In reference to the Falkland Islands, President Obama called them the Maldives — islands southwest of India — apparently in a botched effort to use the Argentine-preferred “Malvinas.” The two island groups may sound somewhat alike, but they are continents apart. Again, without basic geographical knowledge, the president’s commentary on the Falklands is rendered superficial.
When in the state of Hawaii, Obama announced that he was in “Asia.” He lamented that the U.S. Army’s Arabic-language translators assigned to Iraq could better be used in Afghanistan, failing to recognize that Arabic isn’t the language of Afghanistan. And he also apparently thought Austrians speak a language other than German.
The president’s geographical illiteracy is a symptom of the nation’s growing ignorance of once-essential subjects such as geography and history.
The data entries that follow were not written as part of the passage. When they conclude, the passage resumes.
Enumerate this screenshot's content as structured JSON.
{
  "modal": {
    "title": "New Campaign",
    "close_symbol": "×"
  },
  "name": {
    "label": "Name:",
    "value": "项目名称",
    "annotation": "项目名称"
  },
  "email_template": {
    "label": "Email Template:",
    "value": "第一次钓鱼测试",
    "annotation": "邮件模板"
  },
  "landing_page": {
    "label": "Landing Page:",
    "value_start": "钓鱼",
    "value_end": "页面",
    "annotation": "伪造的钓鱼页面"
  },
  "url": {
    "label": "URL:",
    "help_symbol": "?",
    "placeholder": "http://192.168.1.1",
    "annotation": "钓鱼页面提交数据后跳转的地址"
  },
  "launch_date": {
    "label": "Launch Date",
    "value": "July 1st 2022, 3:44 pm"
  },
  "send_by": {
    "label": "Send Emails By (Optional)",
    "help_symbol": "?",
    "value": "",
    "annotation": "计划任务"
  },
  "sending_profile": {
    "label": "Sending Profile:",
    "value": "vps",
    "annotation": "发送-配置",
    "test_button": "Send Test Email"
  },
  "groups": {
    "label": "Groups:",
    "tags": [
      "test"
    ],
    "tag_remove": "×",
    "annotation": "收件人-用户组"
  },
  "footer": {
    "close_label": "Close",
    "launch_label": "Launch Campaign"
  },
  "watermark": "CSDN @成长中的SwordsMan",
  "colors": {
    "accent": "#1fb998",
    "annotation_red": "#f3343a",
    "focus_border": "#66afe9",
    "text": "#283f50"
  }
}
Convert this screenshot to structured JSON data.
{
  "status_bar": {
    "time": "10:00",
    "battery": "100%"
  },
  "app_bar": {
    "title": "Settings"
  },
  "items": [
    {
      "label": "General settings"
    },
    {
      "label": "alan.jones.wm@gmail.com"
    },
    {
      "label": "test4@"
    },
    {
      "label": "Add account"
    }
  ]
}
The former is not taught any more as a required subject in many of our schools and colleges. The latter has often been redefined as race, class, and gender oppression so as to score melodramatic points in the present rather than to learn from the tragedy of the past.
The president in his 2009 Cairo speech credited the European Renaissance and Enlightenment to Islam’s “light of learning” — an exaggeration if not an outright untruth on both counts.
Closer to home, the president claimed in 2011 that Texas had historically been Republican — while in reality it was a mostly Jim Crow Democratic state for over a century. Republicans started consistently carrying Texas only after 1980.
Recently, Obama claimed that 20th-century Communist strongman Ho Chi Minh “was actually inspired by the U.S. Declaration of Independence and Constitution, and the words of Thomas Jefferson.” That pop assertion is improbable, given that Ho systematically liquidated his opponents, slaughtered thousands in land-redistribution schemes, and brooked no dissent.
Those who ignore the past are destined to repeat it. And those who cannot find a place on a map cannot appreciate its challenges. Obama is a disaster.